Is... is... is Doris Lessing based?

[I have now googled Doris Lessing Based, wondering if anyone else has ever uttered those three words together, but ofc the results are all variants of "...by Doris Lessing, based on her novel..."

Specifically, she wrote the libretti for TWO Philip Glass operas! Insanely, I cannot find recordings of either of these online.

guys: I realise it's basically malpractice to have a tangent inside a square-bracket, but: can we talk about how cool it would be to be the kind of writer who gets SO famous that people start asking you to do entirely unrelated stuff? "Oh hey I loved your novel, would you like to write the libretto for an opera?" "I really dig your political commentary, do you want to write a comic?" I dream of being this writer!]

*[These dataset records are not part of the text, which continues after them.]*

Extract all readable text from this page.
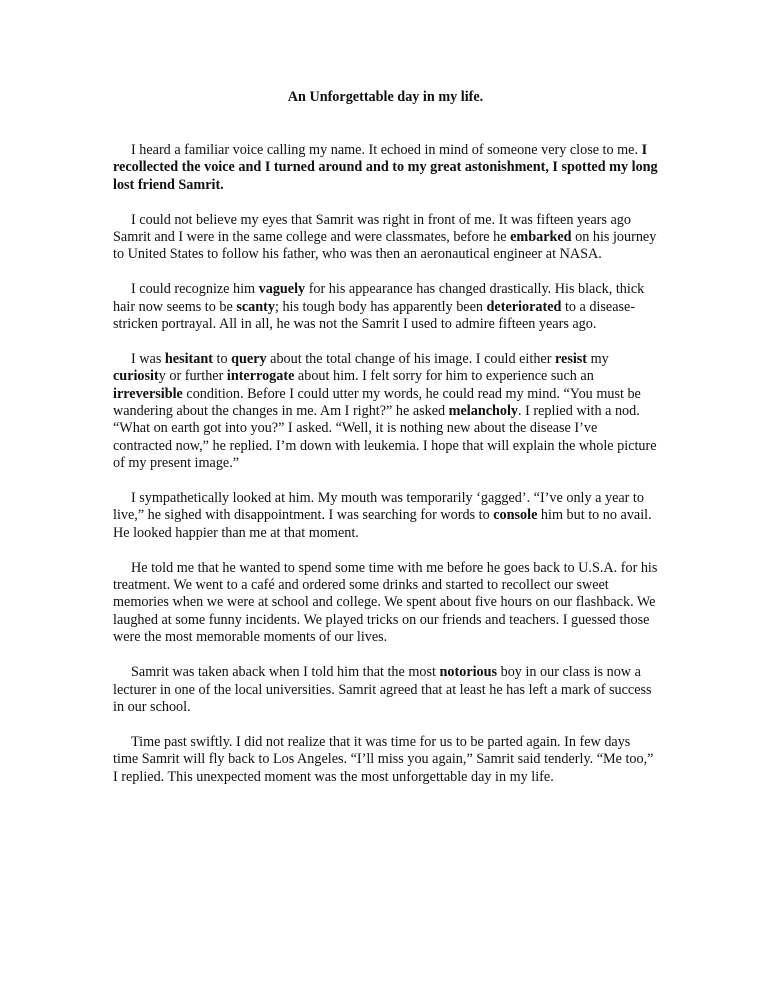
An Unforgettable day in my life.

I heard a familiar voice calling my name. It echoed in mind of someone very close to me. I recollected the voice and I turned around and to my great astonishment, I spotted my long lost friend Samrit.

I could not believe my eyes that Samrit was right in front of me. It was fifteen years ago Samrit and I were in the same college and were classmates, before he embarked on his journey to United States to follow his father, who was then an aeronautical engineer at NASA.

I could recognize him vaguely for his appearance has changed drastically. His black, thick hair now seems to be scanty; his tough body has apparently been deteriorated to a disease-stricken portrayal. All in all, he was not the Samrit I used to admire fifteen years ago.

I was hesitant to query about the total change of his image. I could either resist my curiosity or further interrogate about him. I felt sorry for him to experience such an irreversible condition. Before I could utter my words, he could read my mind. “You must be wandering about the changes in me. Am I right?” he asked melancholy. I replied with a nod. “What on earth got into you?” I asked. “Well, it is nothing new about the disease I’ve contracted now,” he replied. I’m down with leukemia. I hope that will explain the whole picture of my present image.”

I sympathetically looked at him. My mouth was temporarily ‘gagged’. “I’ve only a year to live,” he sighed with disappointment. I was searching for words to console him but to no avail. He looked happier than me at that moment.

He told me that he wanted to spend some time with me before he goes back to U.S.A. for his treatment. We went to a café and ordered some drinks and started to recollect our sweet memories when we were at school and college. We spent about five hours on our flashback. We laughed at some funny incidents. We played tricks on our friends and teachers. I guessed those were the most memorable moments of our lives.

Samrit was taken aback when I told him that the most notorious boy in our class is now a lecturer in one of the local universities. Samrit agreed that at least he has left a mark of success in our school.

Time past swiftly. I did not realize that it was time for us to be parted again. In few days time Samrit will fly back to Los Angeles. “I’ll miss you again,” Samrit said tenderly. “Me too,” I replied. This unexpected moment was the most unforgettable day in my life.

The other author Lessing weirdly reminds me of is Roberto Bolaño, specifically in two properties:

1) being such a good writer that they can hold people's attention during incredibly long stretches of seemingly-deliberately boring text, such as in Lessing's case long quotes of cutouts from newspapers, even if they can't actively make those sections interesting. Admittedly Golden Notebook doesn't stretch this as far as Bolaño's 2666 does – I will honestly never forgive Bolaño for making me read what-felt-like 2666 pages of dry, police-procedure descriptions of murders in Mexico – but I found myself with the same critique for Lessing: yes you're so good at writing that you were able to make me read this, that's impressive in its own right, but... why not use your talents on writing something I'll enjoy/engage with/actively want to read instead?

I feel like in both cases their admirers would say that they used that stretched-out-tedium to achieve a psychological effect, that in both cases they were making a point, but... eh, I just don't feel like it worked on me. I would rather read something I actually like.

2) endless tangential small stories (1-3 pages say?), most of which don't seem to actually have relevance to the larger story?, but which are all told well and engagingly. I sometimes tell people who I'm helping with their writing that they usually need to make clear whether something is a tangent or not, that the reader should be able to tell whether a newly-introduced character or event is going to be important or not, but... I think Lessing, and iirc Bolaño, basically violate this rule all the time, so maybe it's a bad rule.

Overall: I suppose I'm glad I read this, but also not sure I can recommend it to others, given the shortness of life (etc) and the length of this book: vita brevis, Notebooks fucking longa. There is a decent chance I missed the deeper point of it all, and specifically a chance that I missed the point by being a man (or rather, through cluelessness derived from, though still theoretically avoidable while, being a man), and presumably if you do get the point then the book is much more worth it.

I did adore some segments of this book! -- as I described previously, the apt observations of love sex loneliness meaning power, and they will stick with me. Maybe it's worth reading just for that, but god there is a lot of reading to do for that.